TWENTY YEARS OF POLITICS IN OUR LAND

The history of Guyana over the last 20 years is largely a record of the birth, growth and decay of a national movement. For purposes of convenience, this record can be divided into five periods:

  • from 1947 (the formation of the Political Affairs Committee, the precursor of the PPP) to the suspension of the constitution in 1953;
  • from 1953 to the 1957 elections;
  • from 1957 to the 1962 riots;
  • from 1962 to the 1964 elections; and
  • from December 1964 to independence.

 

The early PPP filled a vacuum in our politi­cal life which will never again exist. This experience was not peculiar to the Guyanese. Indeed, the politi­cal movements of Jamaica (PNP) and Trinidad (PNM) had inherited, at different times, the same political possibilities; and in different ways they rendered a similar service to those territories. These opportuni­ties had been created by two closely related factors: the accumulated dissatisfaction of the mass of the population with the old colonial society, and the intro­duction of universal adult suffrage.

The disturbances which occurred in the 1930s, extending in the case of B.G. to the Enmore strike and shooting of 1948, coincided with the general anti-colonial movement throughout the British and other European empires.

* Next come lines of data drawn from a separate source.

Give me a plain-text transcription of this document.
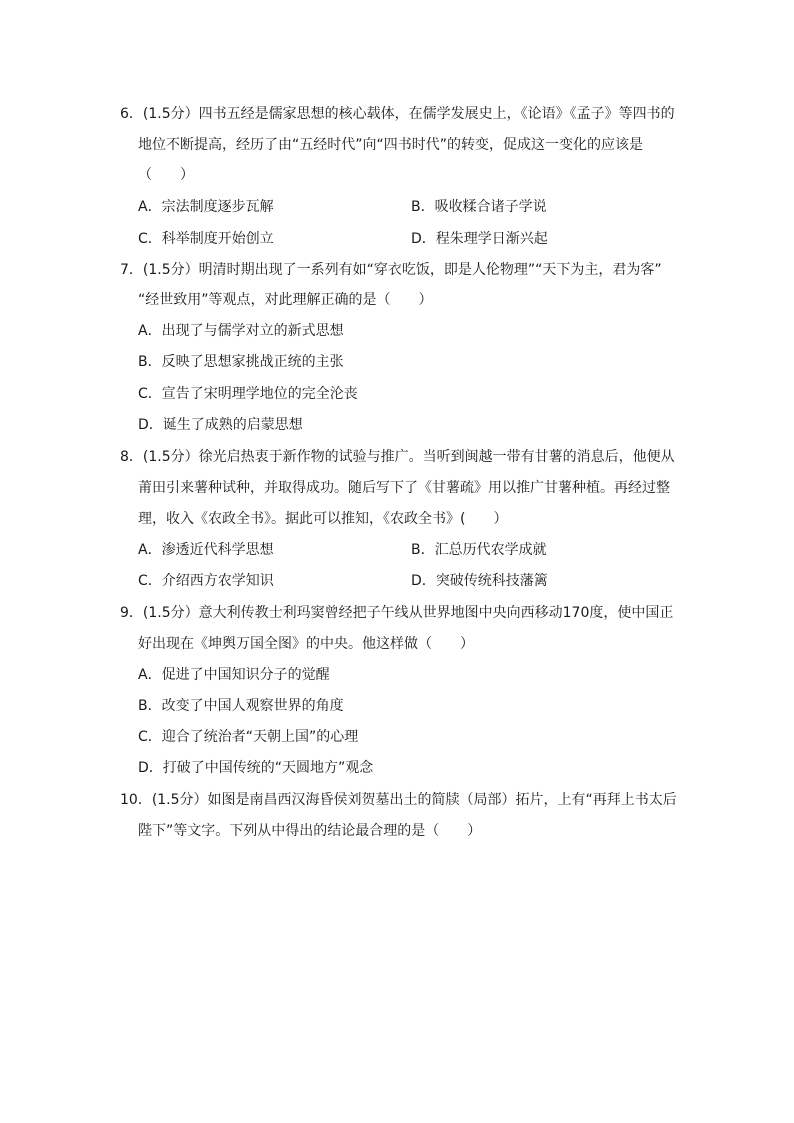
6．(1.5分）四书五经是儒家思想的核心载体，在儒学发展史上，《论语》《孟子》等四书的
地位不断提高，经历了由“五经时代”向“四书时代”的转变，促成这一变化的应该是
（　　）
A．宗法制度逐步瓦解	B．吸收糅合诸子学说
C．科举制度开始创立	D．程朱理学日渐兴起
7．(1.5分）明清时期出现了一系列有如“穿衣吃饭，即是人伦物理”“天下为主，君为客”
“经世致用”等观点，对此理解正确的是（　　）
A．出现了与儒学对立的新式思想
B．反映了思想家挑战正统的主张
C．宣告了宋明理学地位的完全沦丧
D．诞生了成熟的启蒙思想
8．(1.5分）徐光启热衷于新作物的试验与推广。当听到闽越一带有甘薯的消息后，他便从
莆田引来薯种试种，并取得成功。随后写下了《甘薯疏》用以推广甘薯种植。再经过整
理，收入《农政全书》。据此可以推知，《农政全书》(　　）
A．渗透近代科学思想	B．汇总历代农学成就
C．介绍西方农学知识	D．突破传统科技藩篱
9．(1.5分）意大利传教士利玛窦曾经把子午线从世界地图中央向西移动170度，使中国正
好出现在《坤舆万国全图》的中央。他这样做（　　）
A．促进了中国知识分子的觉醒
B．改变了中国人观察世界的角度
C．迎合了统治者“天朝上国”的心理
D．打破了中国传统的“天圆地方”观念
10．(1.5分）如图是南昌西汉海昏侯刘贺墓出土的简牍（局部）拓片，上有“再拜上书太后
陛下”等文字。下列从中得出的结论最合理的是（　　）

This combination of forces per­suaded the imperial powers to make some adjustment which directly resulted in the adoption of the fran­chise for all, and the subsequent electoral victories of the PPP, Guyana’s first mass political party.

For some time, many people failed to realise that this initial success did not derive entirely from the political philosophy of the movement. There were other and more decisive factors. In 1953, the Guy­anese people did not vote for Marxism. Their vote was a demand for independence and a change in the social order. But they had no clear idea of the kind of society which would emerge from this. Nevertheless, there was a national consensus. Limited and tenuous, it is true, but extremely effective.

The political identity of the party leadership was already evident in the Political Affairs’ Committee which had preceded the formation of the PPP. Rigidly Marxist, and proud of their ideological asso­ciation with the Soviet Union, the early PPP contained the seeds of contradictions which would later ripen so disastrously. A rigid and passionately orthodox Marxism dominated the leadership, while the base was provided by an immature but highly expectant coali­tion of peoples whose ethnic and cultural origins made for profound division. The population had entered the land in different ways and at different times, and now represented different stages of cultural adjust­ment to their environment. And the entire process of living and learning took place in a colonial frame­work.